Foi uma grande notícia a ampliação dos patrocínios para este ano, com a
volta da Petrobrás para o seu papel indispensável de promoção da cultura. E outros apoios mais.
Também
houve problemas: cancelamento de sessões à última hora, atrasos, cinema com
projeção escurecida, como o Itaú Augusta, sala 1, ajustes sonoros muito ruins
em sessões do Frei Caneca. Vou citar
duas: na sessão do filme “Não Espere Muito do Fim do Mundo”, parecia que o fim
do mundo estava mesmo à espreita, tal o volume alto em que o filme foi
exibido. Foi uma das piores experiências
que tive, o filme mais barulhento a que já assisti. Ele até que não seria ruim, não fosse exibido
assim. Em outro dia, também no Frei
Caneca, tive que assistir ao belo “Folhas de Outono” com som muito baixo. O que terá acontecido por lá? Bem, as outras sessões a que assisti estava
tudo OK. O Cinesesc esteve impecável em
termos de projeção e som, mas também teve sessão interrompida por falta de luz.
Tudo
isso faz parte. Afinal, é um evento
grandioso, que supõe muita organização, é impossível esperar que tudo funcione
perfeitamente. A boa vontade dos
monitores e coordenadores de equipe é ótima.
É gente que se desdobra para que tudo funcione. Muitos são novos e não
conhecem a rotina da Mostra, não sabem informar muita coisa. Mas são acessíveis e gentis.
Da cor e da tinta |
Quanto
aos filmes a que assisti, foram mais de 50.

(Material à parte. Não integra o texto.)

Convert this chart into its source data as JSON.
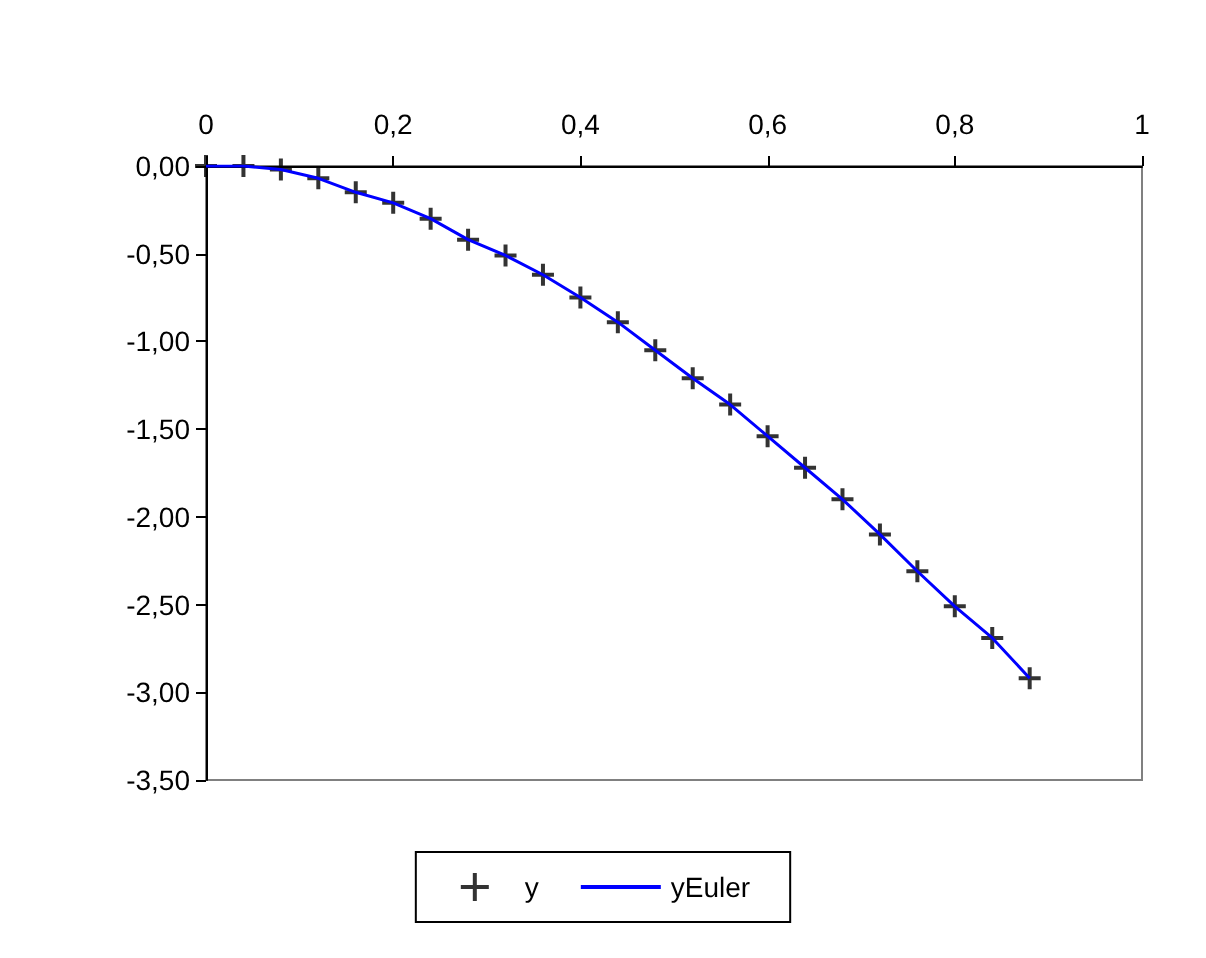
{
  "chart_data": {
    "type": "line",
    "x": [
      0,
      0.04,
      0.08,
      0.12,
      0.16,
      0.2,
      0.24,
      0.28,
      0.32,
      0.36,
      0.4,
      0.44,
      0.48,
      0.52,
      0.56,
      0.6,
      0.64,
      0.68,
      0.72,
      0.76,
      0.8,
      0.84,
      0.88
    ],
    "series": [
      {
        "name": "y",
        "type": "scatter",
        "marker": "cross",
        "color": "#000000",
        "values": [
          0,
          0,
          -0.02,
          -0.07,
          -0.15,
          -0.21,
          -0.3,
          -0.42,
          -0.51,
          -0.62,
          -0.75,
          -0.89,
          -1.05,
          -1.21,
          -1.36,
          -1.54,
          -1.72,
          -1.9,
          -2.1,
          -2.31,
          -2.51,
          -2.69,
          -2.92
        ]
      },
      {
        "name": "yEuler",
        "marker": "none",
        "color": "#0000ff",
        "values": [
          0,
          0,
          -0.02,
          -0.07,
          -0.15,
          -0.21,
          -0.3,
          -0.42,
          -0.51,
          -0.62,
          -0.75,
          -0.89,
          -1.05,
          -1.21,
          -1.36,
          -1.54,
          -1.72,
          -1.9,
          -2.1,
          -2.31,
          -2.51,
          -2.69,
          -2.92
        ]
      }
    ],
    "xlim": [
      0,
      1
    ],
    "xticks": [
      {
        "value": 0,
        "label": "0"
      },
      {
        "value": 0.2,
        "label": "0,2"
      },
      {
        "value": 0.4,
        "label": "0,4"
      },
      {
        "value": 0.6,
        "label": "0,6"
      },
      {
        "value": 0.8,
        "label": "0,8"
      },
      {
        "value": 1,
        "label": "1"
      }
    ],
    "ylim": [
      -3.5,
      0
    ],
    "yticks": [
      {
        "value": 0,
        "label": "0,00"
      },
      {
        "value": -0.5,
        "label": "-0,50"
      },
      {
        "value": -1,
        "label": "-1,00"
      },
      {
        "value": -1.5,
        "label": "-1,50"
      },
      {
        "value": -2,
        "label": "-2,00"
      },
      {
        "value": -2.5,
        "label": "-2,50"
      },
      {
        "value": -3,
        "label": "-3,00"
      },
      {
        "value": -3.5,
        "label": "-3,50"
      }
    ],
    "grid": false,
    "legend": "bottom"
  }
}
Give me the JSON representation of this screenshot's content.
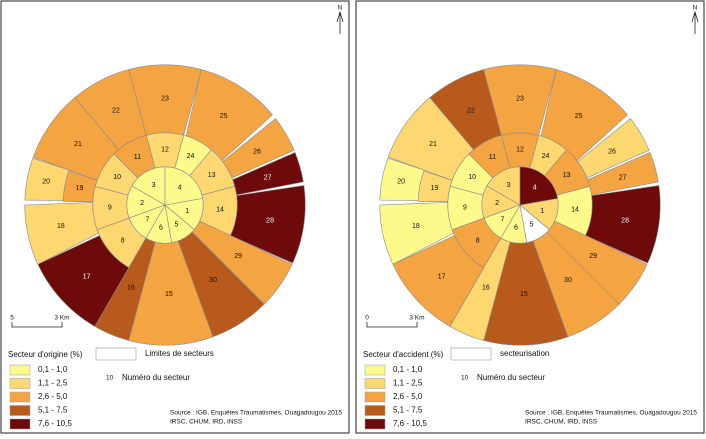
{
  "class_colors": [
    "#fdfa8c",
    "#fdd870",
    "#f5a442",
    "#b85a1c",
    "#6e0a0a"
  ],
  "maps": [
    {
      "north": "N",
      "legend_title": "Secteur d'origine (%)",
      "classes": [
        "0,1 - 1,0",
        "1,1 - 2,5",
        "2,6 - 5,0",
        "5,1 - 7,5",
        "7,6 - 10,5"
      ],
      "boundary_label": "Limites de secteurs",
      "number_symbol": "10",
      "number_label": "Numéro du secteur",
      "scale_start": "5",
      "scale_end": "3 Km",
      "source": [
        "Source : IGB, Enquêtes Traumatismes, Ouagadougou 2015",
        "IRSC, CHUM, IRD, INSS"
      ],
      "sectors": [
        {
          "label": "1",
          "class": 0
        },
        {
          "label": "2",
          "class": 0
        },
        {
          "label": "3",
          "class": 0
        },
        {
          "label": "4",
          "class": 0
        },
        {
          "label": "5",
          "class": 0
        },
        {
          "label": "6",
          "class": 0
        },
        {
          "label": "7",
          "class": 0
        },
        {
          "label": "8",
          "class": 1
        },
        {
          "label": "9",
          "class": 1
        },
        {
          "label": "10",
          "class": 1
        },
        {
          "label": "11",
          "class": 2
        },
        {
          "label": "12",
          "class": 1
        },
        {
          "label": "13",
          "class": 1
        },
        {
          "label": "14",
          "class": 1
        },
        {
          "label": "15",
          "class": 2
        },
        {
          "label": "16",
          "class": 3
        },
        {
          "label": "17",
          "class": 4
        },
        {
          "label": "18",
          "class": 1
        },
        {
          "label": "19",
          "class": 2
        },
        {
          "label": "20",
          "class": 1
        },
        {
          "label": "21",
          "class": 2
        },
        {
          "label": "22",
          "class": 2
        },
        {
          "label": "23",
          "class": 2
        },
        {
          "label": "24",
          "class": 0
        },
        {
          "label": "25",
          "class": 2
        },
        {
          "label": "26",
          "class": 2
        },
        {
          "label": "27",
          "class": 4
        },
        {
          "label": "28",
          "class": 4
        },
        {
          "label": "29",
          "class": 2
        },
        {
          "label": "30",
          "class": 3
        }
      ]
    },
    {
      "north": "N",
      "legend_title": "Secteur d'accident (%)",
      "classes": [
        "0,1 - 1,0",
        "1,1 - 2,5",
        "2,6 - 5,0",
        "5,1 - 7,5",
        "7,6 - 10,5"
      ],
      "boundary_label": "secteurisation",
      "number_symbol": "10",
      "number_label": "Numéro du secteur",
      "scale_start": "0",
      "scale_end": "3 Km",
      "source": [
        "Source : IGB, Enquêtes Traumatismes, Ouagadougou 2015",
        "IRSC, CHUM, IRD, INSS"
      ],
      "sectors": [
        {
          "label": "1",
          "class": 1
        },
        {
          "label": "2",
          "class": 1
        },
        {
          "label": "3",
          "class": 1
        },
        {
          "label": "4",
          "class": 4
        },
        {
          "label": "5",
          "class": null
        },
        {
          "label": "6",
          "class": 0
        },
        {
          "label": "7",
          "class": 0
        },
        {
          "label": "8",
          "class": 2
        },
        {
          "label": "9",
          "class": 0
        },
        {
          "label": "10",
          "class": 0
        },
        {
          "label": "11",
          "class": 2
        },
        {
          "label": "12",
          "class": 2
        },
        {
          "label": "13",
          "class": 2
        },
        {
          "label": "14",
          "class": 0
        },
        {
          "label": "15",
          "class": 3
        },
        {
          "label": "16",
          "class": 1
        },
        {
          "label": "17",
          "class": 2
        },
        {
          "label": "18",
          "class": 0
        },
        {
          "label": "19",
          "class": 1
        },
        {
          "label": "20",
          "class": 0
        },
        {
          "label": "21",
          "class": 1
        },
        {
          "label": "22",
          "class": 3
        },
        {
          "label": "23",
          "class": 2
        },
        {
          "label": "24",
          "class": 1
        },
        {
          "label": "25",
          "class": 2
        },
        {
          "label": "26",
          "class": 1
        },
        {
          "label": "27",
          "class": 2
        },
        {
          "label": "28",
          "class": 4
        },
        {
          "label": "29",
          "class": 2
        },
        {
          "label": "30",
          "class": 2
        }
      ]
    }
  ]
}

Já abordei os que me pareceram mais importantes. Mas tem algumas descobertas tardias, que vale
comentar rapidamente, e também uma decepção.

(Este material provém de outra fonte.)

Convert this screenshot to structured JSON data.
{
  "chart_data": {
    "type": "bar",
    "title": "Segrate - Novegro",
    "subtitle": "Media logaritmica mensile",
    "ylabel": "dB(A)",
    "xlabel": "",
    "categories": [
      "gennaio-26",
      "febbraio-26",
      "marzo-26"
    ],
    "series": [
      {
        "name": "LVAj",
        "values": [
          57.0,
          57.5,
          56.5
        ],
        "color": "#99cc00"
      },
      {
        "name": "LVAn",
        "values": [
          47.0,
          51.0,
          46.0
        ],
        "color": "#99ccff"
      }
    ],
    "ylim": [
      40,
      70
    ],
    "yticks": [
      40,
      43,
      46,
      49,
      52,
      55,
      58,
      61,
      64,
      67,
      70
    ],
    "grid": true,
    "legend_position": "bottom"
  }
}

Começando pela decepção, veio com muita expectativa positiva o filme O MAESTRO, de Bradley Cooper, sobre a
trajetória de Leonard Bernstein (1918-1991), compositor e maestro consagrado. Falhou, no entanto, ao
privilegiar a vida pessoal em detrimento da obra maiúscula do retratado. Afinal, por que motivo uma cinebiografia
senão pela sua arte?
O que
vale a pena destacar aqui são três magníficos documentários sobre artes
plásticas. DA COR E DA TINTA, da cineasta chinesa Weimin Zhang, abordou a
trajetória do grande pintor chinês Chang-Dai-Chien (1899-1983), que circulou
pelo mundo com seu trabalho e morou vinte anos no Brasil, em Mogi das Cruzes.

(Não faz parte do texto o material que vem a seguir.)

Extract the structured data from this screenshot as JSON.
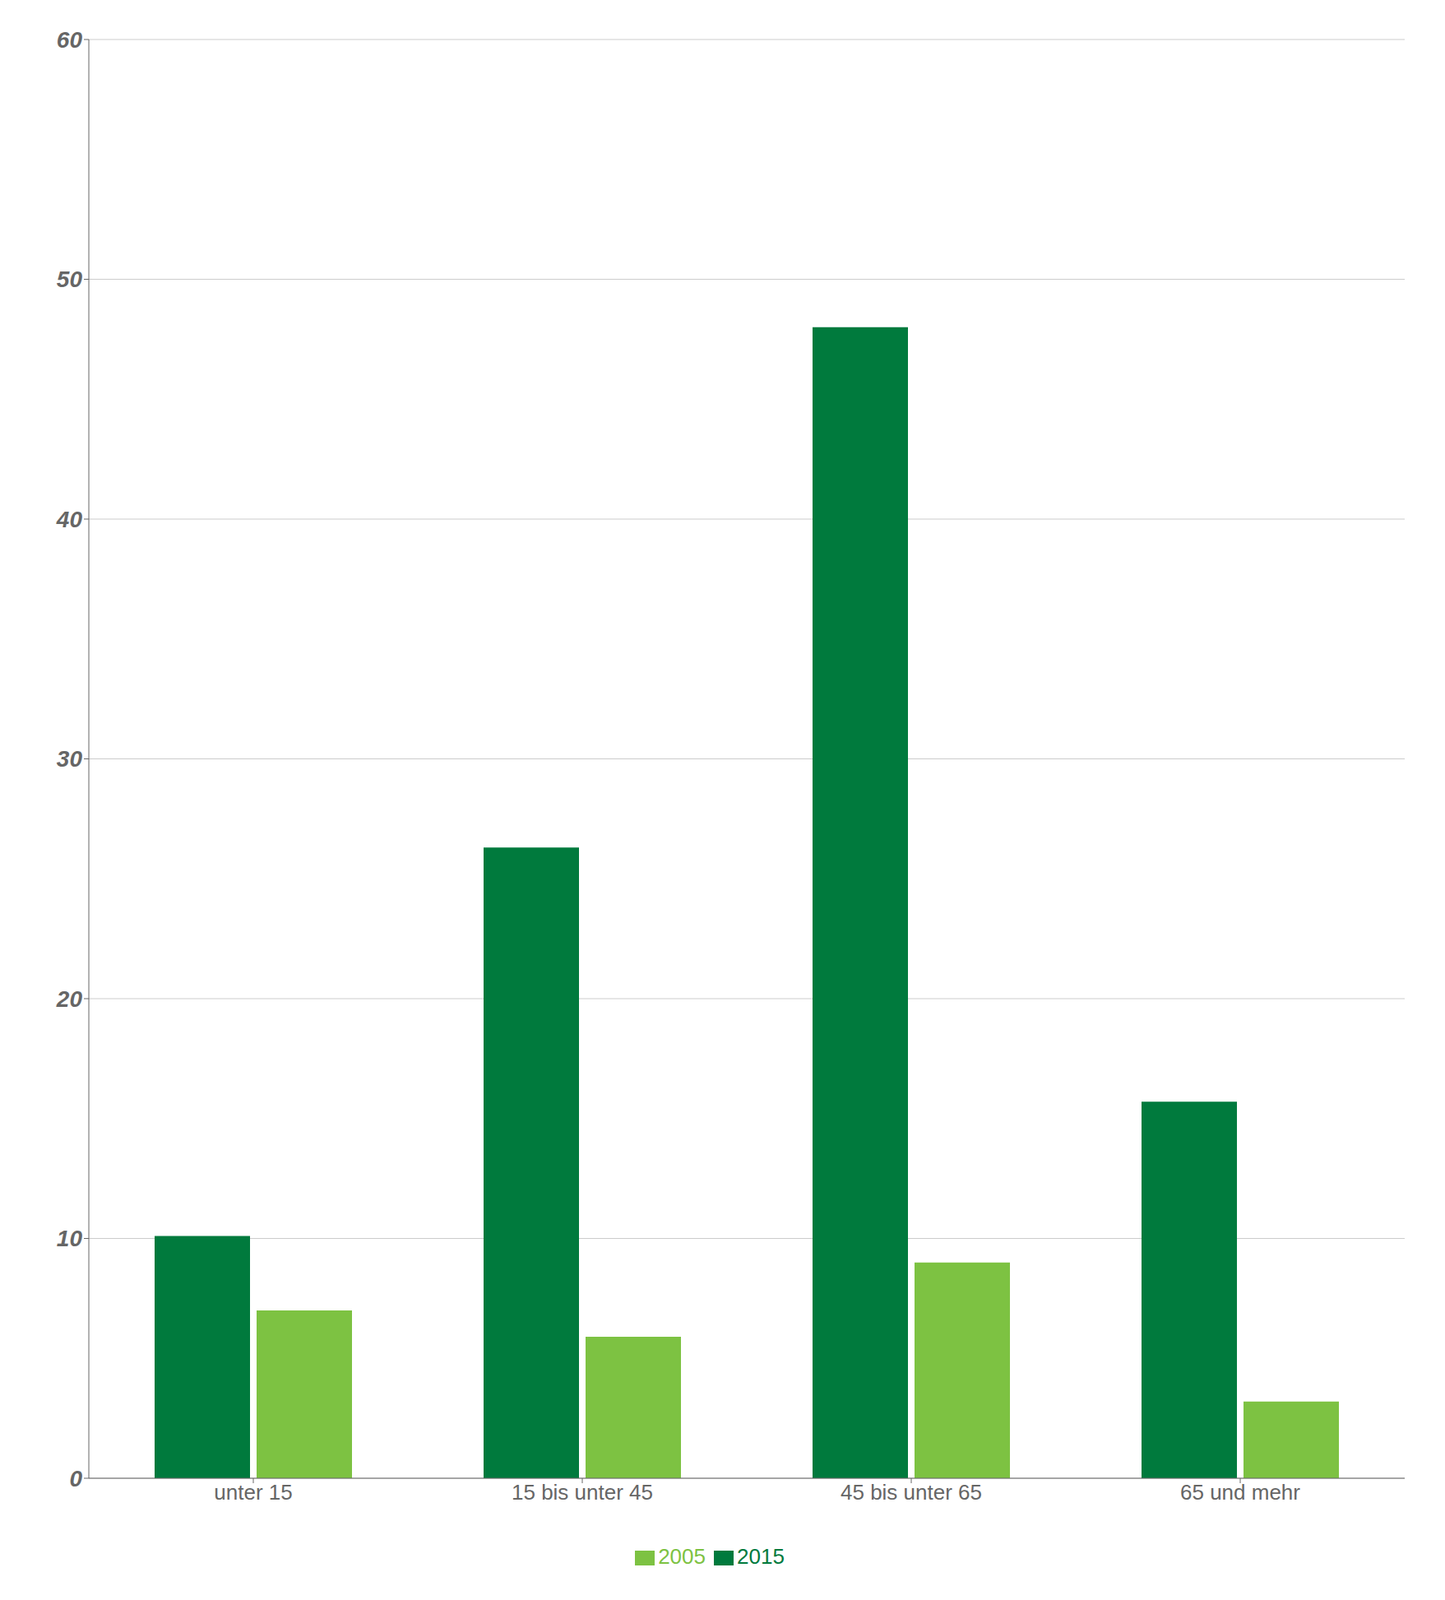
{
  "chart_data": {
    "type": "bar",
    "categories": [
      "unter 15",
      "15 bis unter 45",
      "45 bis unter 65",
      "65 und mehr"
    ],
    "series": [
      {
        "name": "2015",
        "color": "#007A3D",
        "values": [
          10.1,
          26.3,
          48.0,
          15.7
        ]
      },
      {
        "name": "2005",
        "color": "#7DC242",
        "values": [
          7.0,
          5.9,
          9.0,
          3.2
        ]
      }
    ],
    "ylim": [
      0,
      60
    ],
    "yticks": [
      0,
      10,
      20,
      30,
      40,
      50,
      60
    ],
    "grid": true,
    "legend": "bottom"
  }
}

Anselm, o barulho do tempo |
No
maravilhoso ANSELM - O BARULHO DO TEMPO
(Das Rouschen Der Zeit), do grande
cineasta alemão Wim Wenders, foi o trabalho do pintor e escultor moderno Anselm
Kiefer que ocupou a tela. Pinturas, esculturas, instalações, grandes projetos
de amplo espaço, ao longo de 50 anos de carreira, discutem a existência humana,
o movimento cíclico da história, incorporando literatura, poesia, ciência e
religião, num filme plasticamente muito bonito, que reflete a obra retratada.
O
documentário francês RICARDO E A PINTURA,
do realizador suíço Barbet Schroeder, retrata e focaliza o trabalho, que
envolve grandes painéis, do pintor argentino Ricardo Cavallo. Além da própria obra, Cavallo dá uma
verdadeira aula de história da pintura, comentando trabalhos clássicos.
Ricardo e a pintura |
São
filmes que vi ao final da Mostra, ou já na repescagem, que me encantaram. Também gostei da ficção italiana LA CHIMERA, de Alice Rohwacher, a da
Mongólia, SE EU PUDESSE HIBERNAR, de
Zoljargal Purevdash, do filme belga QUANDO
DERRETER, de Veerle Baetens, do da Lituânia, DEVAGAR, de Marija Kavteradze, e, ainda, de ZONA CRÍTICA, do cineasta iraniano Ali Ahmadzadeh. Espero que todos eles cheguem ao circuito
exibidor, para que mais gente possa apreciá-los.